The News notes that the lawsuit was filed by four House of Dank dispensaries, all operating under different names.
In its complaint, House of Dank alleges that Detroit is inappropriately favoring recently established retailers at the expense of established businesses.
“Specifically, the City is attempting to give certain preferred newcomer applicants an artificial head start by preventing existing medical marijuana provisioning center licensees in the city from even applying until at least 2027 — which clearly violates both the letter and spirit of the Michigan Regulation and Taxation Marihuana Act,” the lawsuit says.
Michigan’s recreational marijuana law, passed by a voter referendum in 2018, expected that businesses holding medical marijuana licenses would transition to recreational licenses upon receiving approval from local government bodies.
House of Dank says that Detroit is defying the spirit of the law by preventing medical marijuana businesses from selling to recreational customers.
“As currently written, the second ordinance prohibits plaintiffs from even applying for an adult-use marijuana retailer license until Jan. 1, 2027,” the lawsuit alleges. “This means that, over the next four and a half years, plaintiffs must watch as other entities apply for, and receive, marijuana retailer licenses, despite plaintiffs’ years-long commitment to operating in the city.
“The City’s current ordinance does the exact opposite by intentionally singling out and punishing the existing provisioning center licensees, who will all certainly be strangled to death and go out of business long before they are even eligible to apply for adult-use retailer licenses in 2027,” the lawsuit states.
House of Dank claims that Detroit’s marijuana ordinance will cause it “hemorrhage customers,” who will likely take their business to recreational dispensaries that do not require prospective clients to have prescriptions for cannabis products.
MLive.com notes that, as of April 2022, medical marijuana sales have plummeted and now account for just 14% of all cannabis sales in Michigan.

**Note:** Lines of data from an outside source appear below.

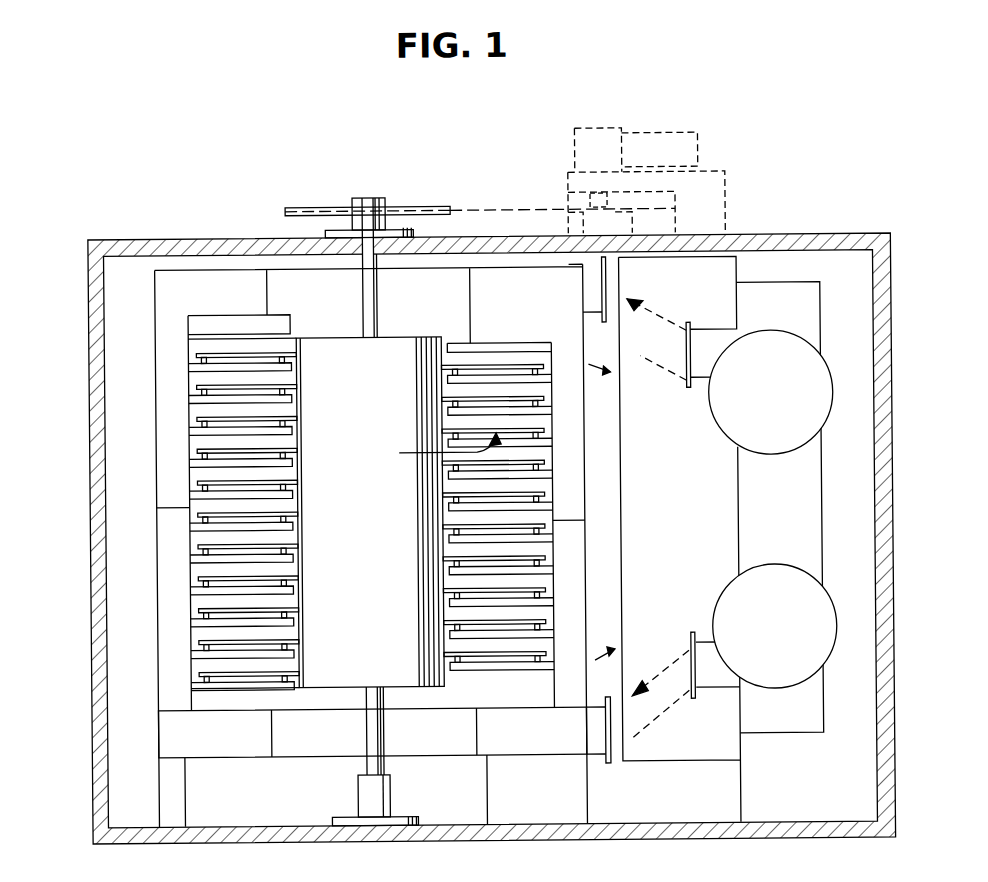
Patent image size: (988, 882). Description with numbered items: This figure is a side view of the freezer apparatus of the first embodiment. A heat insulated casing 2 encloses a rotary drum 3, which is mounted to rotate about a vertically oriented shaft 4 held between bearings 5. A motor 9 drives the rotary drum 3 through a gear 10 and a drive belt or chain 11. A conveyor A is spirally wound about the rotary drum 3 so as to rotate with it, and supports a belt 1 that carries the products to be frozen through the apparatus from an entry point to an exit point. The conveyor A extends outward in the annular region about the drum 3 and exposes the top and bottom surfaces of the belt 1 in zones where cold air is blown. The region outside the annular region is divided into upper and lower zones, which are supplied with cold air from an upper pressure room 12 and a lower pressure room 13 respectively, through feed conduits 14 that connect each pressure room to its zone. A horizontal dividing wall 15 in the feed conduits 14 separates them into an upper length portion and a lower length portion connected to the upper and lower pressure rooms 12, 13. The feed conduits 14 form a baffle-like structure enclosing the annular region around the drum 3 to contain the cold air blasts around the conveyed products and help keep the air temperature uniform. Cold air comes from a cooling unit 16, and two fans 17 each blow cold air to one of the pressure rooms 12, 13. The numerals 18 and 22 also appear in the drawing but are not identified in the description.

The belt 1 is at (284, 542).
The heat insulated casing 2 is at (166, 237).
The rotary drum 3 is at (335, 350).
The shaft 4 is at (372, 731).
The bearings 5 is at (336, 227).
The motor 9 is at (600, 129).
The gear 10 is at (643, 209).
The drive belt or chain 11 is at (490, 207).
The upper pressure room 12 is at (175, 285).
The lower pressure room 13 is at (186, 738).
The feed conduits 14 is at (157, 528).
The horizontal dividing wall 15 is at (178, 503).
The cooling unit 16 is at (812, 514).
The fans 17 is at (819, 374).
The spacers 18 is at (449, 410).
The lower chamber 22 is at (565, 792).
The conveyor A is at (439, 449).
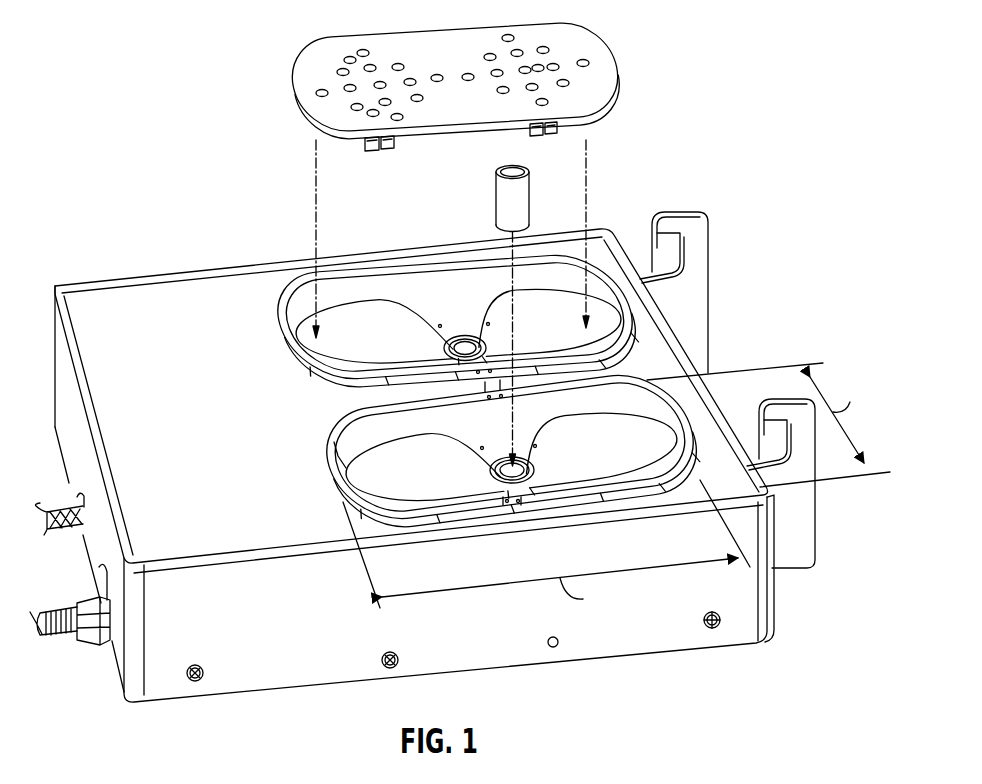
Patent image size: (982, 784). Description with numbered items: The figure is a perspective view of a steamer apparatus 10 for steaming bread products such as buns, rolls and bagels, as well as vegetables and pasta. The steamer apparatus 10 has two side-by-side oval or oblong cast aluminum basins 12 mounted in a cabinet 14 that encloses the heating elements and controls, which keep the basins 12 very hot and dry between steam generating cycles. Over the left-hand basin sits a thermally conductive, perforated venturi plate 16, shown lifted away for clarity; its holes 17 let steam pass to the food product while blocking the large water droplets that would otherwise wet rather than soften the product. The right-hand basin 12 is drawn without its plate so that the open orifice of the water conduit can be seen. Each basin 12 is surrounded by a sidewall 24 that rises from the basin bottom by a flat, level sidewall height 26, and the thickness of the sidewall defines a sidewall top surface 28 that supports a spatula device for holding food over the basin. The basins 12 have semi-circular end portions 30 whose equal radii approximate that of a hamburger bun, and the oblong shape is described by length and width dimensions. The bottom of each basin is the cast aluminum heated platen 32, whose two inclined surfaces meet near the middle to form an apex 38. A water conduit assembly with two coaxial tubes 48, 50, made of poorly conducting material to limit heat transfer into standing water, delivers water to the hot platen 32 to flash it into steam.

The steamer apparatus 10 is at (784, 128).
The basin 12 is at (610, 236).
The cabinet 14 is at (192, 362).
The venturi plate 16 is at (313, 63).
The holes 17 is at (546, 48).
The sidewall 24 is at (394, 287).
The sidewall height 26 is at (560, 401).
The sidewall top surface 28 is at (332, 452).
The semi-circular end portions 30 is at (279, 301).
The basin platen 32 is at (357, 355).
The apex 38 is at (460, 336).
The coaxial tube 48 is at (548, 472).
The coaxial tube 50 is at (533, 192).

Michael DiLaura, an executive for House of Dank, told The Detroit News that “a number of stakeholers” feel wronged by the city’s decision, which uses a special formula that privileges recreational dispensary license applications filed by residents of communities disproportionately affected by the “War on Drugs.”
If businesses score similar ranks, a third-party appointed by the city will host a lottery-type system to choose selectees.
“It’s like the old taxi medallion or golden ticket,” DiLaura said. “That’s just not right and not the best way to design inclusion and opportunity. These stores should be open, we should encourage more people to get into business but prioritize those that paved the way.”